I had no intention of ever letting her read this horrible, white-washed, 1980s crap where all the characters were white, slim, well-off, and living the American dream in sunny southern California. It was ok for me to read them since they were a comforting relic of my childhood. And I needed it – after all, look who our country had just elected. Yes, I am fully aware of the irony… but the comfort of childhood memories is powerful and I could not resist. But no way would I let my daughter read them. Nothing about the characters or storylines represented the culture I want my children to grow up to value.
“Maybe when you’re twelve…” I responded vaguely to her pleas. At the time, twelve sounded awfully far away, and she’d likely forget.
It only took me a couple of weeks to read them, after which I stored them in a Tupperware bin under my bed with the intention of getting rid of them some point soon (getting to read them again was totally worth the cost of later having to take them to the dump).
But I didn’t get rid of them. Maybe I like that those old friends are there under my bed… just in case I need them again in November 2020.
Well, Katherine turns twelve on Thursday. And today was a snow day. And she left her book at school and has read every other book in the house … except for the Sweet Valley books in the bin under my bed. And she had not forgotten.

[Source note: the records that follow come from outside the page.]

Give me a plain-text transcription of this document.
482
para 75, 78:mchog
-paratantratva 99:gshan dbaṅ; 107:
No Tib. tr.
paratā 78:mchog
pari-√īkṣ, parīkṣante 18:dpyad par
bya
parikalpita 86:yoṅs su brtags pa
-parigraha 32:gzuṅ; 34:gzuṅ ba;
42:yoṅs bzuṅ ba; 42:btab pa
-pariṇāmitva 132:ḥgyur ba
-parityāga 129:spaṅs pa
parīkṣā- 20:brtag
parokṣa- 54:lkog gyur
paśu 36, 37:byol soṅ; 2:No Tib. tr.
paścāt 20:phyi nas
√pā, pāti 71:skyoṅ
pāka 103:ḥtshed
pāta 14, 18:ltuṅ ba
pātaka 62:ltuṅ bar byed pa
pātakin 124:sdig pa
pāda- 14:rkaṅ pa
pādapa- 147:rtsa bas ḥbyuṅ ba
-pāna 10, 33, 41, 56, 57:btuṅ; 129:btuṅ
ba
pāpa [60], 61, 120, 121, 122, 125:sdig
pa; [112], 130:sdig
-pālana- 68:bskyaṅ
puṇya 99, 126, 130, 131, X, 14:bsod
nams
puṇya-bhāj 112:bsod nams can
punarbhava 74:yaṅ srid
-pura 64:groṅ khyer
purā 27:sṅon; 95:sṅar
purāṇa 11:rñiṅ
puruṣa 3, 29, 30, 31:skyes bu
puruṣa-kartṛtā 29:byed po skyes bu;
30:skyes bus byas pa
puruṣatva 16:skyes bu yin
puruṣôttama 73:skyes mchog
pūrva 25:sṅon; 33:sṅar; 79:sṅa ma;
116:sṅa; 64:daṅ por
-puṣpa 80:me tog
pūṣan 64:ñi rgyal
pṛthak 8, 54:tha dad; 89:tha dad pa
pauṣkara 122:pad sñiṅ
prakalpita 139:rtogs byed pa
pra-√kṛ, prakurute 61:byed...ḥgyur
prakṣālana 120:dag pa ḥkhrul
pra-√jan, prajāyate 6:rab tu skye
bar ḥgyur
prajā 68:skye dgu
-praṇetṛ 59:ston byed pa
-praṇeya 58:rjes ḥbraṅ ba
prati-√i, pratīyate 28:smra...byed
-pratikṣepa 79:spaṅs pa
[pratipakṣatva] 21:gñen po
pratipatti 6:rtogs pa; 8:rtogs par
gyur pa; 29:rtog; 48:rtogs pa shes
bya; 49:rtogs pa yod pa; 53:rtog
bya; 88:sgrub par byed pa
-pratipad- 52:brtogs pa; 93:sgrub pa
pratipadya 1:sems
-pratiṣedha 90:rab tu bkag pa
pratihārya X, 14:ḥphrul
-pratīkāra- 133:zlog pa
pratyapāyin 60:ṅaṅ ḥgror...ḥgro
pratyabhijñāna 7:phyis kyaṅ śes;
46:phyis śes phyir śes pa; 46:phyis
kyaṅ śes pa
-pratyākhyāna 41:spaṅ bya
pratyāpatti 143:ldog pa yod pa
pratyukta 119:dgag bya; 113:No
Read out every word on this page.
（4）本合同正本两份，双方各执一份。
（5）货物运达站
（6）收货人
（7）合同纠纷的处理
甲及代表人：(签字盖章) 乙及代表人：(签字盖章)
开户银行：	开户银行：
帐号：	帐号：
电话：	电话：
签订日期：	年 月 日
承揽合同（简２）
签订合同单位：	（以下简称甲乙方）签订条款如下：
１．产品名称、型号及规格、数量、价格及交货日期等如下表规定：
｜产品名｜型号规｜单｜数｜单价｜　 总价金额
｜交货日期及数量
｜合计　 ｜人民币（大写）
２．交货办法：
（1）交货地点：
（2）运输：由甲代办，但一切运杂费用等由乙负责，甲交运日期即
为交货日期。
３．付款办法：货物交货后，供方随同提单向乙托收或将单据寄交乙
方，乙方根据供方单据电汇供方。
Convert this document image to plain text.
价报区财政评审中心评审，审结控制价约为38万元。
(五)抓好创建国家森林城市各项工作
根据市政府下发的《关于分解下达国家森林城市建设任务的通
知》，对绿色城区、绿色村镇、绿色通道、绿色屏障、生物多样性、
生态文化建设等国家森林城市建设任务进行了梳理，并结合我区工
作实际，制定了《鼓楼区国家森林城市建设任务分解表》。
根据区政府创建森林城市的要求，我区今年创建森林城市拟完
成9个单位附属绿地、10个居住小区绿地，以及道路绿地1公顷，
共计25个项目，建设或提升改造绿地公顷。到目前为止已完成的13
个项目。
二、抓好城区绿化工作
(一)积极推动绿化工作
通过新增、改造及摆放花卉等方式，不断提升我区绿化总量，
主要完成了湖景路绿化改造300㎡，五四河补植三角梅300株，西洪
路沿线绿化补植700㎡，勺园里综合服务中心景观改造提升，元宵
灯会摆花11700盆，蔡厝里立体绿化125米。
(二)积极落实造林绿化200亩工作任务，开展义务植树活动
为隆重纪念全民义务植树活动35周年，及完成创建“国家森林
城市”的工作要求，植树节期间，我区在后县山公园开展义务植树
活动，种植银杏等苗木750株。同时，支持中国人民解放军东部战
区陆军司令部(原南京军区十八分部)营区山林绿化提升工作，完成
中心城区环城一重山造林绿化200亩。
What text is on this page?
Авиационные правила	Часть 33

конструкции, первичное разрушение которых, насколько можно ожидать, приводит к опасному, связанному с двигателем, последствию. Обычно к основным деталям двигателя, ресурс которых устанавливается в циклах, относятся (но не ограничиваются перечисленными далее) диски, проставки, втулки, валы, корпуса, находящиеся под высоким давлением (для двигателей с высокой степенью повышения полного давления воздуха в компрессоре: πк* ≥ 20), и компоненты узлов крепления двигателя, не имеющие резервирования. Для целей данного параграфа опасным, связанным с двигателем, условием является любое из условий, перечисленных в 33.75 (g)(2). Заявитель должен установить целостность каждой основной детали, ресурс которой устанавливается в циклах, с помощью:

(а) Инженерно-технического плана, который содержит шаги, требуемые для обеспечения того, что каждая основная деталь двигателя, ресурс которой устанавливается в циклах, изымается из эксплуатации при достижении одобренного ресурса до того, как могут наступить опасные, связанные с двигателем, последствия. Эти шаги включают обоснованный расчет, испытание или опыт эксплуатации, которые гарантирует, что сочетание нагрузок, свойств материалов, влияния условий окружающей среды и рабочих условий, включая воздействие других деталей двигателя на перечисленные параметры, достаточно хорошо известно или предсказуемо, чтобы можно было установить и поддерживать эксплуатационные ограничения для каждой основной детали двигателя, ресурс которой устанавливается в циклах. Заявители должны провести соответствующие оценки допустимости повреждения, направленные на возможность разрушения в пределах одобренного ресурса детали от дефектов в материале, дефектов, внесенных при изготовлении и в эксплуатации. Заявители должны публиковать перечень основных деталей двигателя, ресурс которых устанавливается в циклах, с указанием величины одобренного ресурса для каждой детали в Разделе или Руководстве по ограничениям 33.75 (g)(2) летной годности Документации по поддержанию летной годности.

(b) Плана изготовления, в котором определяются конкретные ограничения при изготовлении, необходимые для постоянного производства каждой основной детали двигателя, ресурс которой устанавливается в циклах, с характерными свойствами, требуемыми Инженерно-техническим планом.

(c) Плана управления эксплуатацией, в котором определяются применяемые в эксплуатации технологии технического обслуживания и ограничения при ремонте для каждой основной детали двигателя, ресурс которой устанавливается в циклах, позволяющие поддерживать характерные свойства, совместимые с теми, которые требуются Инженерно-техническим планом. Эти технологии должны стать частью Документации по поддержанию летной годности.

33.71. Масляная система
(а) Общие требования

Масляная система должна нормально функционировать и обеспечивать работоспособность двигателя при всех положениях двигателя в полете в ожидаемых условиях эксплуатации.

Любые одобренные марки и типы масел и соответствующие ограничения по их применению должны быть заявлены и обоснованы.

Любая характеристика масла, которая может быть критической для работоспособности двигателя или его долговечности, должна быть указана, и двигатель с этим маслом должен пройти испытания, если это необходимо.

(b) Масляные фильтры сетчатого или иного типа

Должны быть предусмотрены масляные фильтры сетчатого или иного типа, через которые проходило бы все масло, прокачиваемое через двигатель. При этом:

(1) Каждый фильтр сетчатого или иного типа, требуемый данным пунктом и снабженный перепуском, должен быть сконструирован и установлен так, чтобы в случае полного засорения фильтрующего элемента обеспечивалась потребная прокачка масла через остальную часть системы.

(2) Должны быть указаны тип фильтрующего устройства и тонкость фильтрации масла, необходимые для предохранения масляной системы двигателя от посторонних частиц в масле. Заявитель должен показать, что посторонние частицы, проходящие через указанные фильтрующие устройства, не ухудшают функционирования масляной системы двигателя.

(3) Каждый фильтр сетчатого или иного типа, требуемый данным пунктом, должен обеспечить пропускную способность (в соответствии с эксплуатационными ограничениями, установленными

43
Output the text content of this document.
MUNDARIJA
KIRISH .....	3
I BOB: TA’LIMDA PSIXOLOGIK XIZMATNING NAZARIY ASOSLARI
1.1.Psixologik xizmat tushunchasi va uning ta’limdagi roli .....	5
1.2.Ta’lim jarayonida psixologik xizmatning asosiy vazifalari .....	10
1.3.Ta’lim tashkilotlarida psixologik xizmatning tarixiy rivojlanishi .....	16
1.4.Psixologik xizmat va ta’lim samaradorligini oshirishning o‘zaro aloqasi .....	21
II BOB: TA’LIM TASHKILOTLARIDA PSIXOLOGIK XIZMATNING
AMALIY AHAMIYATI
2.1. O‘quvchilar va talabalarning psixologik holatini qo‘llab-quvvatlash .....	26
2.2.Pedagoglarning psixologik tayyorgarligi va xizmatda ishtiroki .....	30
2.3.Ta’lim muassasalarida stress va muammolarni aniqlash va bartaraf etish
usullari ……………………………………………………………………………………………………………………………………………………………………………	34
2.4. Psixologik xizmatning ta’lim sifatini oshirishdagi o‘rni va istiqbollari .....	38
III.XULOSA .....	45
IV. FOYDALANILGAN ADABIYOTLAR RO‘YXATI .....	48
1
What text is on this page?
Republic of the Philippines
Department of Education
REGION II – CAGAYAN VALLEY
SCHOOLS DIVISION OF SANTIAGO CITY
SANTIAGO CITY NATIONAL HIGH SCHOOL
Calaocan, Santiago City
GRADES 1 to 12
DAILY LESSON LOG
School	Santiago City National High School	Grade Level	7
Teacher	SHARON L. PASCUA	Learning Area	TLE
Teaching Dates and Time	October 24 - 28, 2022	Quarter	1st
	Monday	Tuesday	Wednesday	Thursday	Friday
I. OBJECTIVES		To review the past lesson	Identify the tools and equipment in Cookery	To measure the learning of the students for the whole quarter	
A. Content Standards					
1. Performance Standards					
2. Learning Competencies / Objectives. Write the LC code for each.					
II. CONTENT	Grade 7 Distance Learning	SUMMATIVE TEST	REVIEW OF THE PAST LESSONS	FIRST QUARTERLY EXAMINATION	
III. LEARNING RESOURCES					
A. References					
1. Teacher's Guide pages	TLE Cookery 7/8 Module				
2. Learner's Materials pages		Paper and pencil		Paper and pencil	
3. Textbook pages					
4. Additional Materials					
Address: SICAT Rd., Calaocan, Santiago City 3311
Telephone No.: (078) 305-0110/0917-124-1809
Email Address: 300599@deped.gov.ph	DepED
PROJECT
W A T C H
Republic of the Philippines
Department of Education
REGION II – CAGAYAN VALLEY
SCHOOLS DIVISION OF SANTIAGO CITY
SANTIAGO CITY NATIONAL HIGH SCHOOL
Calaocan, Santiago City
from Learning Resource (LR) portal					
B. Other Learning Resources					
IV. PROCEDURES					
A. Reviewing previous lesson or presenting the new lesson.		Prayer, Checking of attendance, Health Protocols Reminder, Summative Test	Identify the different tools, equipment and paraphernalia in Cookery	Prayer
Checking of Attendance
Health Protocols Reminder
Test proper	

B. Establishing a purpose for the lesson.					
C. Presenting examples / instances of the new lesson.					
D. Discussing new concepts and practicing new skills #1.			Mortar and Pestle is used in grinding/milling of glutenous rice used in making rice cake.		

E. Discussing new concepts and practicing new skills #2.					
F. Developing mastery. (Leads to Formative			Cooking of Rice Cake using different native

“You said when I was twelve, mom, YOU SAID!”
Sigh. What can I say? A kid without a book on a snow day? Begging to read a book I loved at her age? Anyways, what happens on snow days doesn’t really count, right?
I let her read one.
Luckily, Katherine is a far more discerning reader than I was at that age. She read it in about 25 minutes, didn’t like the characters that much, and was generally unimpressed. She put it away and found something else to do.
Maybe one of these days I’ll sell them on Ebay - I think they go for about $1.99 per book, which is probably their original value. Or maybe I’ll ceremoniously take them to the dump in November 2020.